The Detroit Lions report to Allen Park, Michigan, at various points this week to start the 2017 season -- rookies early in the week and veterans on Saturday leading up to the first day of practice this Sunday. To get you ready for that, we’ll give a little bit more insight into each position group throughout the week.
Now, we’ll look at the cornerbacks.
Roster locks: Slay, Lawson, Tabor
Who wins the nickel job: This is the main job up for grabs in the secondary. The Lions drafted Agnew, signed Hayden in the offseason and have Diggs as the incumbent. All three received a good amount of reps there in the spring and should continue to do so throughout camp. Diggs would seem to have the inside track to the job -- but that’s a very small inside track at this point. Hayden should push him and Agnew might be the long-term solution at the position, but both have their own questions. Hayden’s injury problems were an issue in Oakland, causing him to be a free agent. Agnew is a rookie from a FCS school, so the change in the level of competition is going to be a problem. This sets up for Diggs to have a real shot at being the Week 1 starter in the nickel for another season. The unknown here would be if the Lions choose to try Tabor on the inside or if Tabor were to beat Lawson for the outside corner job, giving them a chance to move Lawson to nickel -- a position he could handle well.
How much impact can Teez Tabor have: During the draft, GM Bob Quinn seemed to be pretty invested in Teez Tabor. He said he watched more film of him than any prospect during his career. Then he took him. He’ll start his first training camp on the non-football injury list, but he participated for much of the spring.
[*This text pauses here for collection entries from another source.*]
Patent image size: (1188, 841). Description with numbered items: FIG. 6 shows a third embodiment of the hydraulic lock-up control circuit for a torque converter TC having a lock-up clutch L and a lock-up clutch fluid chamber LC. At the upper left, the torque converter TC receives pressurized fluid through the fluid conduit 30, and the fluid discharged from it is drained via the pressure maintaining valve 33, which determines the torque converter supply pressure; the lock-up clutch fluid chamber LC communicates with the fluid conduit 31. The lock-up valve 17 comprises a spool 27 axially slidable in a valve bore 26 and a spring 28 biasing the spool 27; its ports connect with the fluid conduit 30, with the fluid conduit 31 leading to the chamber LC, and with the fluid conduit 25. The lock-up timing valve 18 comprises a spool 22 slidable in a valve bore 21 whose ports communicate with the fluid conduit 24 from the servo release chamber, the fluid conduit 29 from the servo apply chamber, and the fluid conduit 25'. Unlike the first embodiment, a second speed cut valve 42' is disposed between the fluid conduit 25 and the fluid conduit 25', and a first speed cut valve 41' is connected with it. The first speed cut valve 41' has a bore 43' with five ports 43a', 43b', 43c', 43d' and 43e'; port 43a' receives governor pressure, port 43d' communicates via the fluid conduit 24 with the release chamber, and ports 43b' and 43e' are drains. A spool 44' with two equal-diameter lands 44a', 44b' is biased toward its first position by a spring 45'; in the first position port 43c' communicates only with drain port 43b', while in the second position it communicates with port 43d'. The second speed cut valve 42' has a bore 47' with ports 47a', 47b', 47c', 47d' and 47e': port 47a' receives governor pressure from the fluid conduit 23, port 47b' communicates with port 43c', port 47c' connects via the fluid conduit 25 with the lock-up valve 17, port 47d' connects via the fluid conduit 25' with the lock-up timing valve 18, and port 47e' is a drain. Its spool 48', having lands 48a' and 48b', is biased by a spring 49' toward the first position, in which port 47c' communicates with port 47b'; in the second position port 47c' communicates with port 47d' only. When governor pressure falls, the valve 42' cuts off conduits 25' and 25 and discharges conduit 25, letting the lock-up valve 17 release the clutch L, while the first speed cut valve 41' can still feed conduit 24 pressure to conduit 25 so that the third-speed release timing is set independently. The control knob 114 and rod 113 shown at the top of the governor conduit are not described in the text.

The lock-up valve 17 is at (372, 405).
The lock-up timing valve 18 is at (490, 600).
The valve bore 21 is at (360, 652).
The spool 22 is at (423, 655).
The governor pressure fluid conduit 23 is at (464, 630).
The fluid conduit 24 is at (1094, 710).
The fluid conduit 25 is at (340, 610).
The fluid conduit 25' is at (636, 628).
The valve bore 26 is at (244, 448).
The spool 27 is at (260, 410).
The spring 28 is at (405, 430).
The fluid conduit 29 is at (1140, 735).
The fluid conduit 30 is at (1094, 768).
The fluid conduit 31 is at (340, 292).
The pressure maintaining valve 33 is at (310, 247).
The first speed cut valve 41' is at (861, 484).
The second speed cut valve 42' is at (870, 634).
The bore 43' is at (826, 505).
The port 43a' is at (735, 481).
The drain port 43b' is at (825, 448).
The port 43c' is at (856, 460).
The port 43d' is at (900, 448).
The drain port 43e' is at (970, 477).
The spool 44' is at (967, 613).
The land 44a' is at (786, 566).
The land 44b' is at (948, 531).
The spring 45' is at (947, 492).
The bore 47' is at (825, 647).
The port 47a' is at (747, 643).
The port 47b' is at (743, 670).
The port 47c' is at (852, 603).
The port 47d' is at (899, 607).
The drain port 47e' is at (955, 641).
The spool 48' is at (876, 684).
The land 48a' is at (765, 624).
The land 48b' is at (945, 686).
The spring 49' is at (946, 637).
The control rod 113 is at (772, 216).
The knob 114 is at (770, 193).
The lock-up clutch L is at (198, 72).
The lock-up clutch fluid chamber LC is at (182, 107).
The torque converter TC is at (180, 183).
That said, the injury will be something to watch as cornerback is one of the harder positions to transition to from college to the NFL. It’s unlikely he beats Lawson out for a starting job opposite Slay but with Lawson in a contract year, 2018 could be the main goal. That said, he’ll be on the roster and should have a special-teams role at least. Considering how often corners get hurt in the league -- something the Lions have dealt with yearly -- there’s a chance Tabor will have a chance to play meaningful snaps at some point in 2017.
Will Darius Slay reach the next level: Slay is being paid like one of the top corners in the league and over the past two seasons, he’s played like one of the better coverage cornerbacks in the NFL. For him to reach the true elite level of corner, he needs to start forcing turnovers. This is something he’s long recognized. It’s one of the few legitimate reasons to explain why he hasn’t made a Pro Bowl yet. He’s exactly what Detroit needs at corner, a fast player with good instincts and strong ball skills. The rest of the league understands how good Slay is. Considering his big personality and friendliness with fans, higher turnover totals could transition Slay into a household name.
What happens with Nevin Lawson: He will be one of the more intriguing questions for Quinn this offseason. While Lawson often receives the brunt of fan criticism among corners because of teams throwing away from Slay, he had a good 2016 season. He’s a smart player who is also good when the ball is in the air and has enough speed to hang with most receivers. If he plays well again this season, the Lions might have a decision to make with him in trying to re-sign him or trusting Tabor with the position long-term. The likelihood is that this clarifies itself on the field throughout the season. The other wrinkle here -- mentioned above -- is if the Lions try to move Lawson back to the slot. If they do and he succeeds there, that could be his future home and he could still be paid well there. So a lot of options surround Lawson. This season should dictate what happens.